Science

Yes, That Was a 4.4 Magnitude Earthquake Near Dover Delaware

"Real rude for this earthquake to interrupt our Christmas decorating."

USGS

If you were anywhere along the east coast of the United States on Thursday at 4:47 p.m. Eastern time, you might have felt a slight tremor run through your body. No, it’s not just the winter chill setting in — it was a bona fide earthquake with a magnitude 4.4, which hit just 6.2 miles east of Dover, Delaware and 55 miles south of Philadelphia.

The United States Geological Survey (USGS) confirmed the earthquake in a tweet just two minutes after, at first overestimating the magnitude of the quake at 5.1. It revised its measurement to 4.4 shortly after.

On Twitter, people from Baltimore through New York city reported feeling the earth shake. “Anyone else feel their house shake?? Real rude for this earthquake to interrupt our Christmas decorating,” tweeted user karalessly from Delaware.

In New York City, user BeckaNoel tweeted that the quake lasted 5-7 seconds.

Descriptions of the quake, however, vary widely.

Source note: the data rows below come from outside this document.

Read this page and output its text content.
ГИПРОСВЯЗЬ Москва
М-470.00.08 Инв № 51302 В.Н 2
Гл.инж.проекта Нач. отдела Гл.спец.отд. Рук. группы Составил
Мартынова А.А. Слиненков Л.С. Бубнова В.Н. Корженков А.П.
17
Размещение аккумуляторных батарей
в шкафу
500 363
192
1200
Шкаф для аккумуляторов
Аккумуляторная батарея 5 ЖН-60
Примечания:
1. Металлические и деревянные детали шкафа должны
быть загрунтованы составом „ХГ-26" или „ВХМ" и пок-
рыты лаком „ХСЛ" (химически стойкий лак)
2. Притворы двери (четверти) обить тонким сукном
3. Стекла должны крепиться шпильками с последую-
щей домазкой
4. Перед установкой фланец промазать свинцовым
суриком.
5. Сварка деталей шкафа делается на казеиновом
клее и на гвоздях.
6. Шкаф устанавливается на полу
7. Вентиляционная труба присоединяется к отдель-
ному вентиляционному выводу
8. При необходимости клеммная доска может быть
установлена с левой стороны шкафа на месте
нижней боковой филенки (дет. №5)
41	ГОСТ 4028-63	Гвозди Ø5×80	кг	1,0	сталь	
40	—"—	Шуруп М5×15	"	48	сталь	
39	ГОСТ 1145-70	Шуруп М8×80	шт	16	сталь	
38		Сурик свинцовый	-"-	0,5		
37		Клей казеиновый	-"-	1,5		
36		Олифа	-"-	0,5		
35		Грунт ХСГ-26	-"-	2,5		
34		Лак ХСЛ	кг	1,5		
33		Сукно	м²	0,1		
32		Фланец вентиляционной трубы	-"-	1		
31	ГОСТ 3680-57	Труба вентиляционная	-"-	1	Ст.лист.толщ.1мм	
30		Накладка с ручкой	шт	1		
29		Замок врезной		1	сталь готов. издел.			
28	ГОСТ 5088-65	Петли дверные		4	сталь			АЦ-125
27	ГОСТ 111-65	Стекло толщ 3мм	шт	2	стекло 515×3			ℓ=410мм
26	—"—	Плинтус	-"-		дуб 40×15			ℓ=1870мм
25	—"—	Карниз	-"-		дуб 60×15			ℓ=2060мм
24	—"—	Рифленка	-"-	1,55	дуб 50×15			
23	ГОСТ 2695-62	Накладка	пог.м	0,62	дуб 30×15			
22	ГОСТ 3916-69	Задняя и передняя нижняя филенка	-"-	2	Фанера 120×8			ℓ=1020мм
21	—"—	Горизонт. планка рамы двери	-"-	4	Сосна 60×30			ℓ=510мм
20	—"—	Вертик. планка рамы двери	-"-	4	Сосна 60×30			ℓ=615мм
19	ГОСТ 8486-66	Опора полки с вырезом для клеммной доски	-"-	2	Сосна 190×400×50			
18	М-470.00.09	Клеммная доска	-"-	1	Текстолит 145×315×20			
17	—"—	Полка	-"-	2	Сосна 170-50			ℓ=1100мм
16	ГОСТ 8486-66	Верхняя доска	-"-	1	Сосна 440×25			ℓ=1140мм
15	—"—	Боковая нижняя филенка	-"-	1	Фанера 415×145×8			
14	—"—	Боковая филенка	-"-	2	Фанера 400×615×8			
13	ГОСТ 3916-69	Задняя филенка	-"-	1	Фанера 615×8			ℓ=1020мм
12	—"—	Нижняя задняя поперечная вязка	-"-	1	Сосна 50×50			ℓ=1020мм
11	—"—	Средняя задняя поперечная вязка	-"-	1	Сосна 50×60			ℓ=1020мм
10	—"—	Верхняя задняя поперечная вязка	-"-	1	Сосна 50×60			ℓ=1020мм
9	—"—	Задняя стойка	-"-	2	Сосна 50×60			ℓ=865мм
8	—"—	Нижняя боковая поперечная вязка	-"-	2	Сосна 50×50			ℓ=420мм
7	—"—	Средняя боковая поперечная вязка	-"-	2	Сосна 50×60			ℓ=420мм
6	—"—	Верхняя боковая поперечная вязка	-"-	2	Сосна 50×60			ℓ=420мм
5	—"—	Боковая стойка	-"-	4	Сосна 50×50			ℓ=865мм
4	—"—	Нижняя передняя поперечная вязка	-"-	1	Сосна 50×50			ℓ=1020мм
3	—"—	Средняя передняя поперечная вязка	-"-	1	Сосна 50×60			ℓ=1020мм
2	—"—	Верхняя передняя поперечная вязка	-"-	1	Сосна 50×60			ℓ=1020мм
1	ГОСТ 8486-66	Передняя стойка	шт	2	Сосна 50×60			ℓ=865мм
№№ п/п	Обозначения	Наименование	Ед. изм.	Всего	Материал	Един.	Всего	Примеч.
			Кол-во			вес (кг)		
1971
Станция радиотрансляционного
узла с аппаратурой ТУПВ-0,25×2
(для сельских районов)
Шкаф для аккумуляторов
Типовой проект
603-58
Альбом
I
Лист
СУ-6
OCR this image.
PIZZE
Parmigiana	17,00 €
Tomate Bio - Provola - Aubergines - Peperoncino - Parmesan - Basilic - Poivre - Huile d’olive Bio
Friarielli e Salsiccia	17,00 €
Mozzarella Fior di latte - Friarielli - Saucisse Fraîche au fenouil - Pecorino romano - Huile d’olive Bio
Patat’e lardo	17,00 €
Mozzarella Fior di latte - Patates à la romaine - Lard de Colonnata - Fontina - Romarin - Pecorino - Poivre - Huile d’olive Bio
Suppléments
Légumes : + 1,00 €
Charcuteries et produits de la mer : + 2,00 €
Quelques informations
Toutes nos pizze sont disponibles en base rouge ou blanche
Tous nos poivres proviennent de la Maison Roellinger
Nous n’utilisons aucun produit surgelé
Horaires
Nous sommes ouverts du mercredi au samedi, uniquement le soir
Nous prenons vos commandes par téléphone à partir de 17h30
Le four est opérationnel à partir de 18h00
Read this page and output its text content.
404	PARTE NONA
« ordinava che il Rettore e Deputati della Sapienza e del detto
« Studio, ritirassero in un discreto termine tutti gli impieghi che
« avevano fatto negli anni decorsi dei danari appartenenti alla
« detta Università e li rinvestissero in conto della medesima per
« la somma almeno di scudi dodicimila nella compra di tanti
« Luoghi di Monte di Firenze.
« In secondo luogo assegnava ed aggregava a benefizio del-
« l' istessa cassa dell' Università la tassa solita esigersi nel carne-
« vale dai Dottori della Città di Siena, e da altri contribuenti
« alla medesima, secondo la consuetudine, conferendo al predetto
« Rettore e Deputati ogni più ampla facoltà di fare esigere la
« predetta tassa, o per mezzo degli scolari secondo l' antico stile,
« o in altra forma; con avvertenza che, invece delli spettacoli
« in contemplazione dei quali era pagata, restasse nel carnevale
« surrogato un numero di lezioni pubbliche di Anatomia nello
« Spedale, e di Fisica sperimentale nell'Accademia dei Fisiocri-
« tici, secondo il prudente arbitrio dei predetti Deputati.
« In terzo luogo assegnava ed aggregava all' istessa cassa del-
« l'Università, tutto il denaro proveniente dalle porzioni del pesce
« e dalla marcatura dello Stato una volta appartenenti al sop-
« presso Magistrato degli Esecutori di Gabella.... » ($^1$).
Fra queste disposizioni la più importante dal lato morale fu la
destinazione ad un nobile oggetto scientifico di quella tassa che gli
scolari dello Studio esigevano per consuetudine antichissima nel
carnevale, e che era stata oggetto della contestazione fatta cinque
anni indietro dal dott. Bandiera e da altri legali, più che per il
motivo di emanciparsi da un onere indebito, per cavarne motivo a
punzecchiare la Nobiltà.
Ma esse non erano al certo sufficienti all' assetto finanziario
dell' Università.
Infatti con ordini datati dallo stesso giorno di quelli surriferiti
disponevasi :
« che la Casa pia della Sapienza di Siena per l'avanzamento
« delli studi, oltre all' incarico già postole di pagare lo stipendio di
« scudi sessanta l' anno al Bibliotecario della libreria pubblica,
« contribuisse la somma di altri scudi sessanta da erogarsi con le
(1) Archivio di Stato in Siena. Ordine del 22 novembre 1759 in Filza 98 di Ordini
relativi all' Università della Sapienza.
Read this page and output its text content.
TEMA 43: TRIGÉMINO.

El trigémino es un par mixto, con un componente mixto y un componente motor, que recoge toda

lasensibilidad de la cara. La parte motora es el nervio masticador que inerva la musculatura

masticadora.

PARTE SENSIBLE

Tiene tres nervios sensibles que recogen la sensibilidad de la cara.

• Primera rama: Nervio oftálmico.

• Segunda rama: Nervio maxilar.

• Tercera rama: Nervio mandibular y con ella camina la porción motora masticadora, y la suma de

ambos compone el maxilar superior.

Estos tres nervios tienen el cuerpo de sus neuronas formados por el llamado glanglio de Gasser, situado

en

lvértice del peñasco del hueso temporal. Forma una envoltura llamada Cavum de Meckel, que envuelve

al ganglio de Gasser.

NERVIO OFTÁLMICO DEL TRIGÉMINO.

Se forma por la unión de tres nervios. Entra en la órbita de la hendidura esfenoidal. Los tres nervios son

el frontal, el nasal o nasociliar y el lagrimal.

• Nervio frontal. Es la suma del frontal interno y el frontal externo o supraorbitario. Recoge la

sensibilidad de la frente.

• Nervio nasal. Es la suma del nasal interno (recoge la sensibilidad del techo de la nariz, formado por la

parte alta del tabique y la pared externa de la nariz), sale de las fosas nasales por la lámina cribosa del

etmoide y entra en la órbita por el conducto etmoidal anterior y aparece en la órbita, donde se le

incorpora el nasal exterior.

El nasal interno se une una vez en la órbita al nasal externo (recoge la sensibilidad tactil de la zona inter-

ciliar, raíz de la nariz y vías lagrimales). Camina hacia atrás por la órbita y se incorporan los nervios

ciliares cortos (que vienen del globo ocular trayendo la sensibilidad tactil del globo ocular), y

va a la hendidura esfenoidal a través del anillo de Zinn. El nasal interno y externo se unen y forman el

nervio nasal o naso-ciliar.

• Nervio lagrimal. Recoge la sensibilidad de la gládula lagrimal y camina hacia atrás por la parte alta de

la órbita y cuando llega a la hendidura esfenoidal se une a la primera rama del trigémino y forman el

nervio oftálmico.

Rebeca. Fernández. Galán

In Dover, right by the earthquake’s epicenter, some said the experience didn’t last very long at all.

Earthquakes are an unusual occurrence for people along the east coast, but they’re by no means an unprecedented or even rare one. According to the USGS, some regions are more prone to earthquakes than others, and the area that felt it today is smack in the middle of one of them.

Most of North America east of the Rocky Mountains has infrequent earthquakes. Here and there earthquakes are more numerous, for example in the New Madrid seismic zone centered on southeastern Missouri, in the Charlevoix-Kamouraska seismic zone of eastern Quebec, in New England, in the New York - Philadelphia - Wilmington urban corridor, and elsewhere. However, most of the enormous region from the Rockies to the Atlantic can go years without an earthquake large enough to be felt, and several U.S. states have never reported a damaging earthquake.

The last big earthquake to rock the east coast happened in 2011 in Virginia. That one had an estimated magnitude of 5.8 and was thought to be one of the largest earthquakes to have occurred in the U.S. east of the Rocky Mountains since 1897.

It’s no surprise that Thursday’s earthquake, with a magnitude of only 4.1, barely registered on most people’s radar. According to the National Oceanic and Atmospheric Administration, the quake had a depth of 5.03 miles, and so far there is no tsunami warning, advisory, watch or threat and no aftershocks have been reported.